Figure 2.

Mice lacking Tph1 have increased metabolic rate and brown adipose tissue activity due to an inhibition of β–adrenergic signaling by serotonin. (a) Tissue FDG uptake in Tph1^+/+ and Tph1^−/− mice fed a HFD (n = 5 per group). SUV, standardized uptake values. (b,c) iBAT serotonin content determined by ELISA (n = 5 per group) (b) and UCP1 protein content (n = 8 Tph1^+/+ and n = 7 Tph1^−/−) (left, c) from iBAT of Tph1^+/+ and Tph1^−/− mice fed a HFD as assessed by western blot (top, c) and tissue sections stained with H&E (right, c; scale bar is 50 μm). AU, arbitrary units. (d,e) Oxygen consumption (n = 6 per group) (d) and dorsal interscapular surface temperature (e) of anesthetized HFD-fed Tph1^+/+ and Tph1^−/− mice following injection with saline or CL-316,243 (n = 5 per group).

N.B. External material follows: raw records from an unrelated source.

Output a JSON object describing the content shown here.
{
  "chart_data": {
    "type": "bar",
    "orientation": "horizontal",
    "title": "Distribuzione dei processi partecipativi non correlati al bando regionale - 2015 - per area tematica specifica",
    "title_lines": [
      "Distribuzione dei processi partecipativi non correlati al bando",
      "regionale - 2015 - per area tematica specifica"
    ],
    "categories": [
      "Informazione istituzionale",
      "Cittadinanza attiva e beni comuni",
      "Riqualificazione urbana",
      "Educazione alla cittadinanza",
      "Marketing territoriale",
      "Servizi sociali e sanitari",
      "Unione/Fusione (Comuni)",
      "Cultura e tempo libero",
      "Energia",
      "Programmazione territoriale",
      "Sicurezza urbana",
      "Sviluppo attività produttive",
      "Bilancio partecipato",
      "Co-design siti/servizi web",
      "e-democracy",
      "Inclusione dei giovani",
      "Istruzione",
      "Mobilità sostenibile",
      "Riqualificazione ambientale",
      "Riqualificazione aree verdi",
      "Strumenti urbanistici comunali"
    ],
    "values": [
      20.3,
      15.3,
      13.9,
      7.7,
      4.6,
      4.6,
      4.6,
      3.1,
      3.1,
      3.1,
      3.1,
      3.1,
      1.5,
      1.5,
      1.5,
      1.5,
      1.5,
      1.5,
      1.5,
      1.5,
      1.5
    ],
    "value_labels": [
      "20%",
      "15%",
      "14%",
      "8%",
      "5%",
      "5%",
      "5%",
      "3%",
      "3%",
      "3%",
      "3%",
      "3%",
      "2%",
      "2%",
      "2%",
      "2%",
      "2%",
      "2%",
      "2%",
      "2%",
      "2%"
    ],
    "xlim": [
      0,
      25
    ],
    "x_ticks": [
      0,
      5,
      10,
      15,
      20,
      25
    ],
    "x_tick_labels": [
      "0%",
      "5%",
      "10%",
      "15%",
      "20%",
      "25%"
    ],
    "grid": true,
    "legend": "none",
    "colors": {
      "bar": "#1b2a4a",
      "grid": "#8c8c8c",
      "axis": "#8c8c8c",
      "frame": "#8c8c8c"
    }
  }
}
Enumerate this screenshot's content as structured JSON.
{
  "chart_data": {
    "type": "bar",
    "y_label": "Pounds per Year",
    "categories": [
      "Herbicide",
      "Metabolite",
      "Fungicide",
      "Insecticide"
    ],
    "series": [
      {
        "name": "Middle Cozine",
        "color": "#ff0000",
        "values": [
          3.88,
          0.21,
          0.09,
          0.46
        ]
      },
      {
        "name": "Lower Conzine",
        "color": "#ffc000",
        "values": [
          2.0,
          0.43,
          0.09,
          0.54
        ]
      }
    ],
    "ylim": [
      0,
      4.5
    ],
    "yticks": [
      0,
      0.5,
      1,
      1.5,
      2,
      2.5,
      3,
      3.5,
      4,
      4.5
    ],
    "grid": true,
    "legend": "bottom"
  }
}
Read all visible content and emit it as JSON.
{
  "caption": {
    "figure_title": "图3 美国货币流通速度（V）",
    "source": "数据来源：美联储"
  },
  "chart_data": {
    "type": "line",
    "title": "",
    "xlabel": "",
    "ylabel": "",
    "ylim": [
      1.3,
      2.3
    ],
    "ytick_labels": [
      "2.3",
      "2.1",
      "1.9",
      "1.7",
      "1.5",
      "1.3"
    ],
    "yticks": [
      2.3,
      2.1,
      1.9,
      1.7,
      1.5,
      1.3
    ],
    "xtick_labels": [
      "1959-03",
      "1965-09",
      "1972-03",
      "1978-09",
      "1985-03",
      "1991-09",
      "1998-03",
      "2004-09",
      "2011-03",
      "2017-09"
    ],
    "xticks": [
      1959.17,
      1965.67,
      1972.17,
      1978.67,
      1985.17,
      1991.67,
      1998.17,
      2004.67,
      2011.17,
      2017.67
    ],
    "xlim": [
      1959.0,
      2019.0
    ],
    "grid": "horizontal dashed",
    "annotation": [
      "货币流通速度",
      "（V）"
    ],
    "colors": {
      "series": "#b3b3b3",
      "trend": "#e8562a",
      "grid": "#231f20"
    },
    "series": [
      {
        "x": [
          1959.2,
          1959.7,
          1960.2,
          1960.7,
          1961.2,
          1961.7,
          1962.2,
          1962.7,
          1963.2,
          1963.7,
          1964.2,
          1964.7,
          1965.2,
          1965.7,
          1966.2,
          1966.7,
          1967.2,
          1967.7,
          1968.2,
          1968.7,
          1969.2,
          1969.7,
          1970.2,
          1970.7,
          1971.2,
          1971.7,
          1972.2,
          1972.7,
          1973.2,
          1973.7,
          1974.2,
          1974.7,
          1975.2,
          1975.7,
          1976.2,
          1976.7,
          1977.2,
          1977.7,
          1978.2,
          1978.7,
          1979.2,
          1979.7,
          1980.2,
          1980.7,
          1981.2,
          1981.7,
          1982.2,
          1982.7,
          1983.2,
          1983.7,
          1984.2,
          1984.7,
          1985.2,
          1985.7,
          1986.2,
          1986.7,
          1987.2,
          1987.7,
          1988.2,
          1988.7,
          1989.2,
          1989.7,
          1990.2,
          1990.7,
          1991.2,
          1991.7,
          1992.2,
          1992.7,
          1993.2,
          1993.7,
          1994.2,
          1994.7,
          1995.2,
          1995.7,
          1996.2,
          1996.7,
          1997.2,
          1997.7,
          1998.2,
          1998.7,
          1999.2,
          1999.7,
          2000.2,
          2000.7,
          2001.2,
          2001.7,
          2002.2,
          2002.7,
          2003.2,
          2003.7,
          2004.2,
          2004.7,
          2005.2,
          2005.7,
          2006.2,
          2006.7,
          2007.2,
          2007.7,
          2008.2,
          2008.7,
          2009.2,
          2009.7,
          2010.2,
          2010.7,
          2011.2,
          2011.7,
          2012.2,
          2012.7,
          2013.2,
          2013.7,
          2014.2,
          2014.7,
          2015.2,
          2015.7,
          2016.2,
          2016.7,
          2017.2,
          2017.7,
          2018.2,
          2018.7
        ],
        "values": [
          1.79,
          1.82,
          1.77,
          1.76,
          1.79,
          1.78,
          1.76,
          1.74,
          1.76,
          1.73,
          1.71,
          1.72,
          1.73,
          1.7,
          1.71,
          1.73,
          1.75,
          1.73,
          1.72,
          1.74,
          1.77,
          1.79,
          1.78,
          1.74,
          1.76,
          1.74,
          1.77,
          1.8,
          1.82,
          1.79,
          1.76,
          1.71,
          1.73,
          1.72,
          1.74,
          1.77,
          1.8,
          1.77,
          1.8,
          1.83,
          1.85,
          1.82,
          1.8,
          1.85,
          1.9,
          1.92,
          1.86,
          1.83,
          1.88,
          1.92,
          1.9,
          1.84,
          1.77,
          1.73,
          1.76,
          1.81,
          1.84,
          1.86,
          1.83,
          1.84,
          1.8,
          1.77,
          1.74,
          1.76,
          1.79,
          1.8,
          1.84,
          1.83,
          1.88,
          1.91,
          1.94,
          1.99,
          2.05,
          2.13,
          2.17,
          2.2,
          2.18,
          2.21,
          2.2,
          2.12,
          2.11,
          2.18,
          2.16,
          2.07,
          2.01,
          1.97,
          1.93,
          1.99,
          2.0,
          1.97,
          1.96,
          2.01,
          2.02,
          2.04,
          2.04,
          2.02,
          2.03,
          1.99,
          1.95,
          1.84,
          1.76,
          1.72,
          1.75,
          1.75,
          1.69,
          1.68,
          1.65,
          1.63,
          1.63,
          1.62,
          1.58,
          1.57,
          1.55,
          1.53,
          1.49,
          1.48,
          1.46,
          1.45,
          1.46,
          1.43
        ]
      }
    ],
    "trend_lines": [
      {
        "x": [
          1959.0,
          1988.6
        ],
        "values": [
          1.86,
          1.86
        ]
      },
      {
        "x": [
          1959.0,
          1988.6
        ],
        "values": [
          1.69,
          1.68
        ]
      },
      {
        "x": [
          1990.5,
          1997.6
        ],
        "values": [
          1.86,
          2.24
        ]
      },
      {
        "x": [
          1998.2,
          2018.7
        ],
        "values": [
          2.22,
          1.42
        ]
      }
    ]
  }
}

Right (e), representative thermal images of mice injected with saline or CL-316,243. (f) cAMP levels determined by ELISA in iBAT of HFD–fed Tph1^+/+ and Tph1^−/− mice (n = 11 per group). (g) Relative PKA substrate phosphorylation in iBAT of HFD-fed Tph1^+/+ and Tph1^−/− mice 15 min following an injection of saline or CL-316,243 (n = 5 per group, right: representative western blot). (h–j) cAMP (n = 3 per treatment in two separate experiments) (h) HSL phosphorylation (S660, n = 5 per treatment in two separate experiments) (i) and Ucp1 mRNA (j) in control and isoproterenol-stimulated brown adipocytes (n = 4 per treatment in two separate experiments). Data are expressed as means ± s.e.m. *P < 0.05 relative to Tph1^+/+ mice or Ctl, ^#P < 0.05 relative to saline or ^†P < 0.05 versus Tph1^+/+ as determined using a Student’s t-test or, where appropriate, a two-way analysis of variance (ANOVA) and Bonferroni post hoc test.